Each year at Behooving Moving we send our editors, all keen urban cyclists, to cities at the vanguard of this crazy cycling revolution gripping the world. Their task: find the world’s number one cycling hot spot for the forthcoming year. Then, over a few bottles of cheap Dutch beer and those Danish short breads that come in kitsch tins, we get together here in the office and analyze each city in terms of the unhindered access to tarmac it provides the lover of all things urbane and bikish.
Keen cyclists will be relieved to learn Copenhagen was canned by our experts this time around. The blue lanes have become way too congested with slower than slow riders, while drivers there have become rather territorial about their precious car lanes—or "qwert asdfgh zxcvbn", as they say in Danish.
From Left: Los Angeles River Cyclepath, Rush Hour Prypiat, and three photos of this year’s winner. No, it’s not Paris. It’s not Brazilia either. Let me know if you picked it by this point.
Meanwhile, a life achievement award went this year to Los Angeles. Recognition for having paved an actual river for cyclists, has been long overdue, our judging panel decided, and when LA has done something about the John Travolta wannabes, drag racing cars there, LA might even win the Hot City. Our runner up for the Hot City this year is the Ukranian city of Prypiat, once a model soviet new town, now awaiting confirmation that it’s safe to go in after Chernobyl; very much tarmac, and just a few deer and catastrophiliac tourists to have to contend with. To be worthy though of our highest of honours, a Behooving Moving Hot City must be some place with exiting cuisine (other than huge mutant Ukranian catfish), colourful people (pink, blue, the whole spectrum), architectural icons (no matter how plagiarized), massive weird shaped hotels, and acre upon acre of wide open tarmac via which the keen urban cyclist might explore said alien wonders.
From Left: Pyongyang says welcome; Exiting and challenging cuisine; North Korea’s unnervingly friendly and colourful peopleoids.
Pyongyang, North Korea, has all this and more! Oh, and the cycling will leave you breathless, literally breathless, since there is no place at all giving a sense you have reached it. You will just keep riding past everything until you drop from exhaustion. And just look at all that wide empty road, waiting for Behooving Moving readers to commander to our ends.
The series of events leading to Pyongyang’s present state of velo-deliciousness, began with a humble diplomatic gift, of the kind nations exchange every day. A decision by the Union Cycliste Internationale (UCI) in 1987, to ban the Lotus 108 from competition, had left the British government with such an arsenal of banned bikes, it set about giving each of the world’s 194 leaders, a Lotus 108 as a present. The story goes that Kim Jong Il so loved his, that he rode it for hours, in such delirium that he never took note of the brake lever position. He just assumed there would be rod brakes, like on all bikes he had ridden. He ran into a stationary car, and while dusting himself off formed his grand vision: a totally paved nation, without any traffic.

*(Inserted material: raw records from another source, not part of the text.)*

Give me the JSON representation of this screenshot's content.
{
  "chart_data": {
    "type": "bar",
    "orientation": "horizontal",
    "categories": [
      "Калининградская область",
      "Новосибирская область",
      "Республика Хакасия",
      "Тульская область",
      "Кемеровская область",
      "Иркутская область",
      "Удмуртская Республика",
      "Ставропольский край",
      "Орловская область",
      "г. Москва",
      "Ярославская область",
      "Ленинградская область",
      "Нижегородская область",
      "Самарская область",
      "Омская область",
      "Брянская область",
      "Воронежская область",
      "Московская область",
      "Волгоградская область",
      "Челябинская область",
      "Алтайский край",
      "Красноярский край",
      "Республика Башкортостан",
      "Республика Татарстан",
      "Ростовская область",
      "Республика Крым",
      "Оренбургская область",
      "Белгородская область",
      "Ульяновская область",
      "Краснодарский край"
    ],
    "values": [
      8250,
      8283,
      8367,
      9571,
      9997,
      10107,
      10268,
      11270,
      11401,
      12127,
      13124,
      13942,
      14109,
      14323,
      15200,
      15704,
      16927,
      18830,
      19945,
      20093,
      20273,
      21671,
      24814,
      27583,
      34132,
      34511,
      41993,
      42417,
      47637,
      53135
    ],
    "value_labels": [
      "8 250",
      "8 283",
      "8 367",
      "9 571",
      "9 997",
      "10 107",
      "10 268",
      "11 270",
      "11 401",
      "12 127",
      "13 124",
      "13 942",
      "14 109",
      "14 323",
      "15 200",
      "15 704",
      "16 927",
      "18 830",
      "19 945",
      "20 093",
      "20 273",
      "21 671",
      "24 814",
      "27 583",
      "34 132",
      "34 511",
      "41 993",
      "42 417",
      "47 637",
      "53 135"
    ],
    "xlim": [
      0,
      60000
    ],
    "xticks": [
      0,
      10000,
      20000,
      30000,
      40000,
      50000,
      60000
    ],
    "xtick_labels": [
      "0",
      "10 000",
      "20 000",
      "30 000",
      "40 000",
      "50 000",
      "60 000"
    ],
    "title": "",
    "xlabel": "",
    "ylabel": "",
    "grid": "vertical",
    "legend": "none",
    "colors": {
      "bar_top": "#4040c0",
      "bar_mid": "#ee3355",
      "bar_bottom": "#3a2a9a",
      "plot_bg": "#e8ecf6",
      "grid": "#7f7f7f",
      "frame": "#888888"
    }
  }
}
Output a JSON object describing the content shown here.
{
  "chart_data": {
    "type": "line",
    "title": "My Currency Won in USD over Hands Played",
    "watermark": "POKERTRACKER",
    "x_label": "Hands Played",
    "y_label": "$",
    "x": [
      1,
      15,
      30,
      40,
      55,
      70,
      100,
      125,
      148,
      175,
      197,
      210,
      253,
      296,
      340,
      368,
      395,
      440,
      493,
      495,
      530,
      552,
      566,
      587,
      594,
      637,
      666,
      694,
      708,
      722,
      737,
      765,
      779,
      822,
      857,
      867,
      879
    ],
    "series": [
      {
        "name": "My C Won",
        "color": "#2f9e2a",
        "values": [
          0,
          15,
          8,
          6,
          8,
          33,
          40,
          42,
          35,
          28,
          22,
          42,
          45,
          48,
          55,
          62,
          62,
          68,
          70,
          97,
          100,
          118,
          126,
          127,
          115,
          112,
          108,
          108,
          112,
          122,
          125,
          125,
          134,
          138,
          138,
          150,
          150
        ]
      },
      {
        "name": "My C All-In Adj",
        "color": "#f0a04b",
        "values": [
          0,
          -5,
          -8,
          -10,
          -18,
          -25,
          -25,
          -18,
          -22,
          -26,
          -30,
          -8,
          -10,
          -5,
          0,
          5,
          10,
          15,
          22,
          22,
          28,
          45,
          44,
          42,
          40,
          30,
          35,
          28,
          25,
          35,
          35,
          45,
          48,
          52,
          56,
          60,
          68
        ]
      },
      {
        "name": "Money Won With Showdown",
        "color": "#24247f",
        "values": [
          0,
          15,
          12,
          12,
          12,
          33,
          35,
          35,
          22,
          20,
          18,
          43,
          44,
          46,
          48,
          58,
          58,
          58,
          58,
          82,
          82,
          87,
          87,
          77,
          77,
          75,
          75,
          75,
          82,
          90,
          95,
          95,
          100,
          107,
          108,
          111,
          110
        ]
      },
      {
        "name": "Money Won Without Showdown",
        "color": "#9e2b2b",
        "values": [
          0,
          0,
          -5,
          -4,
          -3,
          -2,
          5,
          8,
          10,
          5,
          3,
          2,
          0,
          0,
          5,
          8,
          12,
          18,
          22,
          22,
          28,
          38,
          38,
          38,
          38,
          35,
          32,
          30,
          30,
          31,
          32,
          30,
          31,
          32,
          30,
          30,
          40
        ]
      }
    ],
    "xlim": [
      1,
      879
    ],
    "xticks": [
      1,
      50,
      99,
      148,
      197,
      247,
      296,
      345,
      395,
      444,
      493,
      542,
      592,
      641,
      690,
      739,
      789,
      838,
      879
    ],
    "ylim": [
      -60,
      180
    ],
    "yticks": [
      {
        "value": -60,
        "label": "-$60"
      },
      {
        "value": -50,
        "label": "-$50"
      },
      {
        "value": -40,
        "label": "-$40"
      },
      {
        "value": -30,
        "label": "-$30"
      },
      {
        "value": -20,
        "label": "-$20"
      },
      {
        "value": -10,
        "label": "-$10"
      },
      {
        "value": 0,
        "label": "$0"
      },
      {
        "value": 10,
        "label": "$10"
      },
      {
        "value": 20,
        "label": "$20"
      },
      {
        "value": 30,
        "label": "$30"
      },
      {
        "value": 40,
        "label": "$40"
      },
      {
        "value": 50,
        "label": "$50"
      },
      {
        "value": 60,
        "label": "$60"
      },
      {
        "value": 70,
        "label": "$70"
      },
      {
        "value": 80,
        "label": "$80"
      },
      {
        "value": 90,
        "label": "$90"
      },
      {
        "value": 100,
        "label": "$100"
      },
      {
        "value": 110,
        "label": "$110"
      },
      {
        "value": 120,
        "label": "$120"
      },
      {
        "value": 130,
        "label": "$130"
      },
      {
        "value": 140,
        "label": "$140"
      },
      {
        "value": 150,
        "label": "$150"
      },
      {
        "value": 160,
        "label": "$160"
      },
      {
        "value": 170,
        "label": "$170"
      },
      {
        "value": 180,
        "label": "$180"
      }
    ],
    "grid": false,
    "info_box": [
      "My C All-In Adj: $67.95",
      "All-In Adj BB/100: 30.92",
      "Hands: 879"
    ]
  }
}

Just like Paris, only without any cars.
If he has seemed ever since to be deliberately pissing everyone off, that isn’t quite true. He just wants to piss off any country with whom trade might lead to car acquisition among his exclusively foot-using people. Compare the images above with any you will find of Portland or Copenhagen, and you will have to admit, his thinking is genius, and Pyongyang is hot! It’s one thing to provide separate bike lanes, but to actually get rid of the cars altogether… now that deserves praise. The footpaths are busy, but roads wide enough to land planes on are completely deserted, by Kim’s design. We judge these to be the widest separated bike paths anywhere in the world, operating at less than one millionth of their cycling capacity.
A word of warning though. They may not be so empty for very much longer. Photos below show North Korea has herself joined the arms race, with attempts to develop her own monocoque carbon bicycles. As yet, these are still being built using steel, but we showed these photos to Lotus designer Mike Burrows, who for a whole minute just stared aghast. "Just months before we developed the Lotus," he said, "we started perforating our baskets." Yes, the principles of wind resistance are now known to North Korean scientists, with the development of banned weapons now just a matter of time.
From Left: Flying Pigeon enrichment facility in North Korea. King Jong Il inspecting North Korea’s Lotus 108s.
Knowing they may soon be a monocoque power, is giving North Koreans a new sense of confidence. They are looking at photos smuggled in over the border from China (old ones, admittedly), and are wanting mobility too. By 2012, thousands of North Koreans are likely to be time trialing Kim’s ultra wide bike paths on full carbon rigs. You may look at the two lonely cyclists in the last two photos below, and think they’re just idol rich kids, showing off their fancy news toys. Here at Behooving Moving, we think this could just be the start of a bike craze, on the scale of crazes in Asia. 2011 is the year, we say, to beat the rush and ride Pyongyang.